I get this is putting the type bound as T instead of Int, but would be nice to have a hint somewhere. I'm not sure how to add it if someone knows.
~Which version is this on? I can't reproduce this:~
Missed the bit about Foo(1.0) erroring, now I can reproduce it
julia> struct Foo{T >: Int}
x::T
end
julia> Foo(1.0)
ERROR: UndefVarError: `T` not defined in static parameter matching
Suggestion: run Test.detect_unbound_args to detect method arguments that do not fully constrain a type parameter.
Stacktrace:
[1] Foo(x::Float64)
@ Main ./REPL[1]:2
[2] top-level scope
@ REPL[2]:1
julia> versioninfo()
Julia Version 1.12.0-DEV.512
Commit d01d2561e6* (2024-05-11 04:45 UTC)
Platform Info:
OS: Linux (x86_64-pc-linux-gnu)
CPU: 24 × AMD Ryzen 9 7900X 12-Core Processor
WORD_SIZE: 64
LLVM: libLLVM-17.0.6 (ORCJIT, znver4)
Threads: 23 default, 1 interactive, 23 GC (on 24 virtual cores)
Environment:
JULIA_PKG_USE_CLI_GIT = true
This should presumably be a MethodError instead of an UndefVarError, but the type lower bounds gets ignored. Xref #54904.
According to the suggestion there, this is a Test.detect_unbound_args bug, since it doesn't know to model the covariance implications of this definition
Well there are two separate bugs here:
- On all Julia versions (v1.6 to v1.12-dev), an
UndefVarErroris thrown when aMethodErrorwould be better - On v1.11-dev and v1.12-dev the misleading
detect_unbound_argsmessage is additionally produced.

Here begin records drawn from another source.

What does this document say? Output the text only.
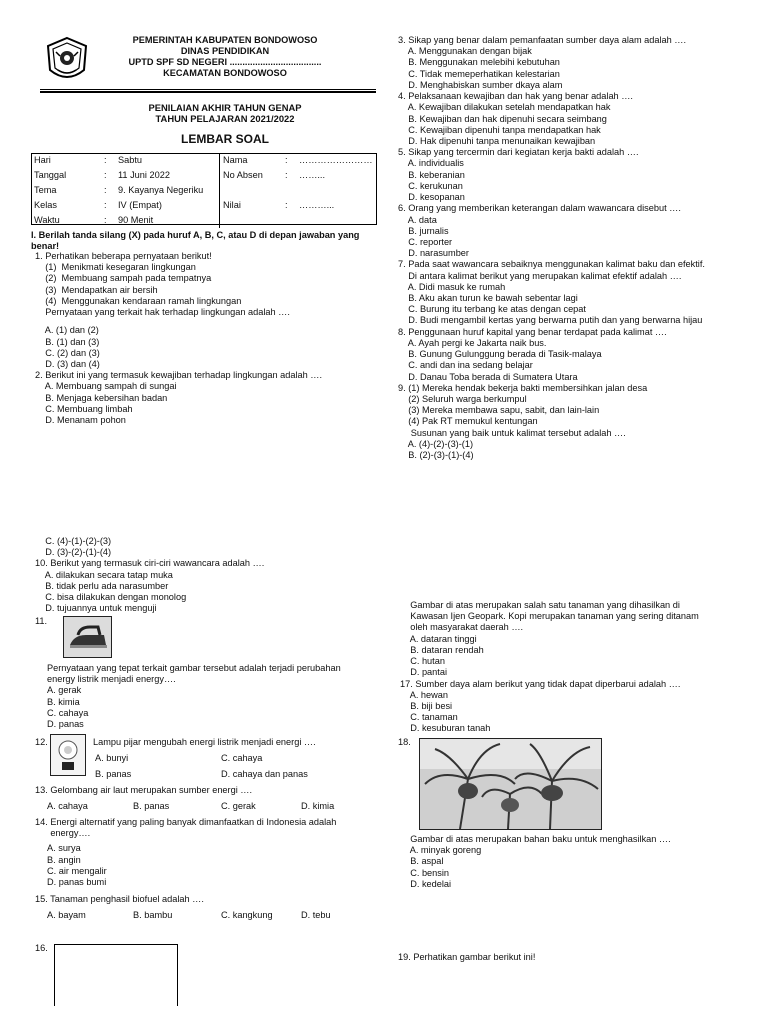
PEMERINTAH KABUPATEN BONDOWOSO
DINAS PENDIDIKAN
UPTD SPF SD NEGERI ....................................
KECAMATAN BONDOWOSO
PENILAIAN AKHIR TAHUN GENAP
TAHUN PELAJARAN 2021/2022
LEMBAR SOAL
Hari	:	Sabtu	Nama	:	……………………
Tanggal	:	11 Juni 2022	No Absen	:	……...
Tema	:	9. Kayanya Negeriku			
Kelas	:	IV (Empat)	Nilai	:	………...
Waktu	:	90 Menit			
I. Berilah tanda silang (X) pada huruf A, B, C, atau D di depan jawaban yang benar!
1. Perhatikan beberapa pernyataan berikut!
(1)  Menikmati kesegaran lingkungan
(2)  Membuang sampah pada tempatnya
(3)  Mendapatkan air bersih
(4)  Menggunakan kendaraan ramah lingkungan
Pernyataan yang terkait hak terhadap lingkungan adalah ….
A. (1) dan (2)
B. (1) dan (3)
C. (2) dan (3)
D. (3) dan (4)
2. Berikut ini yang termasuk kewajiban terhadap lingkungan adalah ….
A. Membuang sampah di sungai
B. Menjaga kebersihan badan
C. Membuang limbah
D. Menanam pohon
C. (4)-(1)-(2)-(3)
D. (3)-(2)-(1)-(4)
10. Berikut yang termasuk ciri-ciri wawancara adalah ….
A. dilakukan secara tatap muka
B. tidak perlu ada narasumber
C. bisa dilakukan dengan monolog
D. tujuannya untuk menguji
11.
Pernyataan yang tepat terkait gambar tersebut adalah terjadi perubahan
energy listrik menjadi energy….
A. gerak
B. kimia
C. cahaya
D. panas
12.	Lampu pijar mengubah energi listrik menjadi energi ….
A. bunyi	C. cahaya
B. panas	D. cahaya dan panas
13. Gelombang air laut merupakan sumber energi ….
A. cahaya	B. panas	C. gerak	D. kimia
14. Energi alternatif yang paling banyak dimanfaatkan di Indonesia adalah
energy….
A. surya
B. angin
C. air mengalir
D. panas bumi
15. Tanaman penghasil biofuel adalah ….
A. bayam	B. bambu	C. kangkung	D. tebu
16.
3. Sikap yang benar dalam pemanfaatan sumber daya alam adalah ….
A. Menggunakan dengan bijak
B. Menggunakan melebihi kebutuhan
C. Tidak memeperhatikan kelestarian
D. Menghabiskan sumber dkaya alam
4. Pelaksanaan kewajiban dan hak yang benar adalah ….
A. Kewajiban dilakukan setelah mendapatkan hak
B. Kewajiban dan hak dipenuhi secara seimbang
C. Kewajiban dipenuhi tanpa mendapatkan hak
D. Hak dipenuhi tanpa menunaikan kewajiban
5. Sikap yang tercermin dari kegiatan kerja bakti adalah ….
A. individualis
B. keberanian
C. kerukunan
D. kesopanan
6. Orang yang memberikan keterangan dalam wawancara disebut ….
A. data
B. jurnalis
C. reporter
D. narasumber
7. Pada saat wawancara sebaiknya menggunakan kalimat baku dan efektif.
Di antara kalimat berikut yang merupakan kalimat efektif adalah ….
A. Didi masuk ke rumah
B. Aku akan turun ke bawah sebentar lagi
C. Burung itu terbang ke atas dengan cepat
D. Budi mengambil kertas yang berwarna putih dan yang berwarna hijau
8. Penggunaan huruf kapital yang benar terdapat pada kalimat ….
A. Ayah pergi ke Jakarta naik bus.
B. Gunung Gulunggung berada di Tasik-malaya
C. andi dan ina sedang belajar
D. Danau Toba berada di Sumatera Utara
9. (1) Mereka hendak bekerja bakti membersihkan jalan desa
(2) Seluruh warga berkumpul
(3) Mereka membawa sapu, sabit, dan lain-lain
(4) Pak RT memukul kentungan
Susunan yang baik untuk kalimat tersebut adalah ….
A. (4)-(2)-(3)-(1)
B. (2)-(3)-(1)-(4)
Gambar di atas merupakan salah satu tanaman yang dihasilkan di
Kawasan Ijen Geopark. Kopi merupakan tanaman yang sering ditanam
oleh masyarakat daerah ….
A. dataran tinggi
B. dataran rendah
C. hutan
D. pantai
17. Sumber daya alam berikut yang tidak dapat diperbarui adalah ….
A. hewan
B. biji besi
C. tanaman
D. kesuburan tanah
18.
Gambar di atas merupakan bahan baku untuk menghasilkan ….
A. minyak goreng
B. aspal
C. bensin
D. kedelai
19. Perhatikan gambar berikut ini!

The UndefVarError is correct, as is the message about detect_unbound_args being supposed to be able to detect this, but just the Test.detect_unbound_args is failing to correctly detect it
If we are throwing an UndefVarError, should we throw it at the struct definition time instead of calling the constructor?
Assume we are going the ignoring lower bound route, then T will be an undefined variable in both cases, and the struct definition itself shouldn't work.
The struct definition must work, anything else would be breaking.